In 1967, in New York he joined the New York Motorbike Club, a gay S&M group, and experimented with nipple piercing. During this time he also studied jewelry making. Ward then moved to Colorado, where he joined the gay Rocky Mountaineer Motorcycle Club and further experimented with piercing, genital in particular. In 1973, Ward moved to West Hollywood (a gay village of Los Angeles) where he met Doug Malloy. Together they developed the basic techniques and equipment that have become piercing industry standard.

==Innovations==
Ward pioneered many jewelry designs including the fixed bead ring and internally threaded barbells.
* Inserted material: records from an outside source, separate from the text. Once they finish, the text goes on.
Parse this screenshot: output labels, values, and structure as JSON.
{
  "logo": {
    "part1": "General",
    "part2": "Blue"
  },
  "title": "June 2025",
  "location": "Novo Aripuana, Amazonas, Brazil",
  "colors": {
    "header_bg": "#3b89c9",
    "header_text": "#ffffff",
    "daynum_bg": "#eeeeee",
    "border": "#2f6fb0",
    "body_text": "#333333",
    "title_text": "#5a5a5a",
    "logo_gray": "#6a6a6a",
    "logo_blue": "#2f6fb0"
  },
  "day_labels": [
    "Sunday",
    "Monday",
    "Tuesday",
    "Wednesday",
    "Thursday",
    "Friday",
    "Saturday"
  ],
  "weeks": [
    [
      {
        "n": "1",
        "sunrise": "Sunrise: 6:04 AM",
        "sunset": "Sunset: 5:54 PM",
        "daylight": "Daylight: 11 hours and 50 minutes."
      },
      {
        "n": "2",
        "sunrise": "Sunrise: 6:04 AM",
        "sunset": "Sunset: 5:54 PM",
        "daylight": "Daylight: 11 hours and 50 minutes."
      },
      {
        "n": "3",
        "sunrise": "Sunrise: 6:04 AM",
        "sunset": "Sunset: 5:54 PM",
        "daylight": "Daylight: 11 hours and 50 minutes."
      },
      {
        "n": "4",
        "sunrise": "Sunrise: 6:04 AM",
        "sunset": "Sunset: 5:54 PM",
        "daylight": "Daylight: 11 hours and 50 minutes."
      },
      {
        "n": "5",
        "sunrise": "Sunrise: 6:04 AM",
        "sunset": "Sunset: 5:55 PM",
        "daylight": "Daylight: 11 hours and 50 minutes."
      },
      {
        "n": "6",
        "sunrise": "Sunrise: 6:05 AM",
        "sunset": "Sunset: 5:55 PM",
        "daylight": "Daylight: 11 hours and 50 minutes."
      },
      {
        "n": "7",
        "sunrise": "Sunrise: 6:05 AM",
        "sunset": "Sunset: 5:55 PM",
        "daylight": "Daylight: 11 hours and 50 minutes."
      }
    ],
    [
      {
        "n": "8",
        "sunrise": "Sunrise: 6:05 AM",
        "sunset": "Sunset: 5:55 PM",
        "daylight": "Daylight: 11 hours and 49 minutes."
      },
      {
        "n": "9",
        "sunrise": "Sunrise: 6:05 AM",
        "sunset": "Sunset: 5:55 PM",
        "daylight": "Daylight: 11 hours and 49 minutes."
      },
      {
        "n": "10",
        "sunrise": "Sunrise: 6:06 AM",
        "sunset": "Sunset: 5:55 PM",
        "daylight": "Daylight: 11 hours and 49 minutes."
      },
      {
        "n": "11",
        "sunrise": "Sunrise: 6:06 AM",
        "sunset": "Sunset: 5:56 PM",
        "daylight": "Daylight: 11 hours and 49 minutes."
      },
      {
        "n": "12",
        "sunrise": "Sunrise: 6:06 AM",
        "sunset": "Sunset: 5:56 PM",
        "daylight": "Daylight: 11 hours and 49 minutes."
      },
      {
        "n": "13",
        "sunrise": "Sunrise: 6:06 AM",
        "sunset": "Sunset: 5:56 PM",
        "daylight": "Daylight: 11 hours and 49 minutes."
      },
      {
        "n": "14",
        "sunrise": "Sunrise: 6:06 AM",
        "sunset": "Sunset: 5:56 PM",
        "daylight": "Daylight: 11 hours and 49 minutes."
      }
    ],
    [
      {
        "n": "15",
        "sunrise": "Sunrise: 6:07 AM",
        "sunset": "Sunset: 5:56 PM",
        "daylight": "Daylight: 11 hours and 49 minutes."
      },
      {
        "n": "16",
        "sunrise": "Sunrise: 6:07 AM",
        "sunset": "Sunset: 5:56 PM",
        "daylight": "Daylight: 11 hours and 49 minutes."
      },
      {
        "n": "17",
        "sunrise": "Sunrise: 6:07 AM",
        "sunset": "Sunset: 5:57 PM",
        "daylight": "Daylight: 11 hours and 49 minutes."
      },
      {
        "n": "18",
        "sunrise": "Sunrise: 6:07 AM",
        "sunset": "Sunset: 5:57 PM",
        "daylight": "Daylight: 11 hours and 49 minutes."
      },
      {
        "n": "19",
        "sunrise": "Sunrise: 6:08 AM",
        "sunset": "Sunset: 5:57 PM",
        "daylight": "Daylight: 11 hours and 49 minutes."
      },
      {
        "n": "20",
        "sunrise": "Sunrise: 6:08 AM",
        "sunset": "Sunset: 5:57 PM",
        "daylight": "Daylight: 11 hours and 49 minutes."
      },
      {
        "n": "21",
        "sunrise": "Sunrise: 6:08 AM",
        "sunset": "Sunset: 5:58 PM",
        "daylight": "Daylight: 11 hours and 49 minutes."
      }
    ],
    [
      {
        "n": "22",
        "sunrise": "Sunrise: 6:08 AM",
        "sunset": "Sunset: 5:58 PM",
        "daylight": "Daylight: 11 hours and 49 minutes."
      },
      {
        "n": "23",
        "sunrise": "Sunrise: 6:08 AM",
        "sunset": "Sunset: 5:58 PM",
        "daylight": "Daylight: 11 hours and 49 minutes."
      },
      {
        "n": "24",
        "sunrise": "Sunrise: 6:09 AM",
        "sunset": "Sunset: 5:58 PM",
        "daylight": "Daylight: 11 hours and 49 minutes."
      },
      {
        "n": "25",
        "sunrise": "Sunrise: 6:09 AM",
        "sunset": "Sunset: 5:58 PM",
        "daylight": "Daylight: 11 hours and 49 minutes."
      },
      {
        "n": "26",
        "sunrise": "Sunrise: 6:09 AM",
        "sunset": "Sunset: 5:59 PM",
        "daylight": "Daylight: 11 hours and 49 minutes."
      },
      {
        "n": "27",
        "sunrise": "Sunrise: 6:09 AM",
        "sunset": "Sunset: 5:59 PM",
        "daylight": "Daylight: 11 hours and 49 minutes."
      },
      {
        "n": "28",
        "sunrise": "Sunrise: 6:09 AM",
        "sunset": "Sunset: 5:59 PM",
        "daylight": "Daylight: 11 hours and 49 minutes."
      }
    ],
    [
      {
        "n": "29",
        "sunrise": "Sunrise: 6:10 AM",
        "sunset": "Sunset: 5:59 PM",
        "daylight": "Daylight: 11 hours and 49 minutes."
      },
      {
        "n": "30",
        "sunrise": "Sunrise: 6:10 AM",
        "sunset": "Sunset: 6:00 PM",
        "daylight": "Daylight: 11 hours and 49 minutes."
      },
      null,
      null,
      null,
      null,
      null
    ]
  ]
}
He was introduced to barbell style jewelry by Horst Streckenbach ("Tattoo Samy"), a tattooist and piercer from Frankfurt, Germany, and his student Manfred "Tattoo" Kohrs from Hanover, Germany.
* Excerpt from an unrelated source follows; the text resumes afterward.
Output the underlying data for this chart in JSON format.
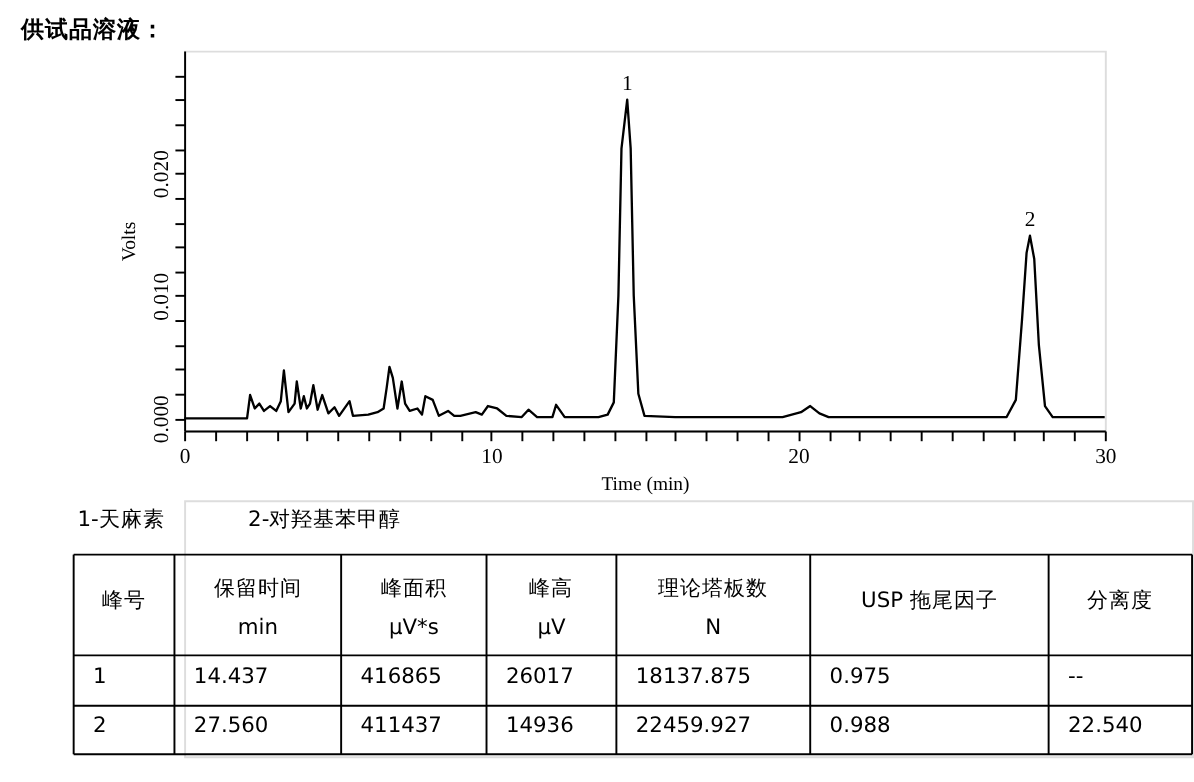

Ward stated, "The first barbells I recall came from Germany. Doug had made contact with Tattoo Samy, a tattooist and piercer from Frankfurt. Over the years Samy came to the States a number of times and frequently showed up in LA to visit Doug. On one of his first visits he showed us the barbell studs that he used in some piercings. They were internally threaded, a feature that made so much sense that I immediately set out to recreate them for my own customers."

With funding from Malloy (derived from his work with the Muzak corporation), Ward began using his home as a private piercing studio in 1975. Dubbing his studio the Gauntlet, he drew an initial clientele from a mailing list provided by Doug and by running classified ads in local gay and fetish publications. After three years of continued refinement with techniques and equipment, Ward opened the Gauntlet as a commercial storefront operation in West Hollywood on 17 November 1978. The establishment of this business — considered the first of its type in the United States — was the beginning of the body piercing industry.

In 1977, with the assistance of Malloy and Fakir Musafar, Ward started the piercing magazine Piercing Fans International Quarterly (PFIQ).

==Honors==
In 2020, he was inducted into the Leather Hall of Fame.

He is an inductee of the Society of Janus Hall of Fame.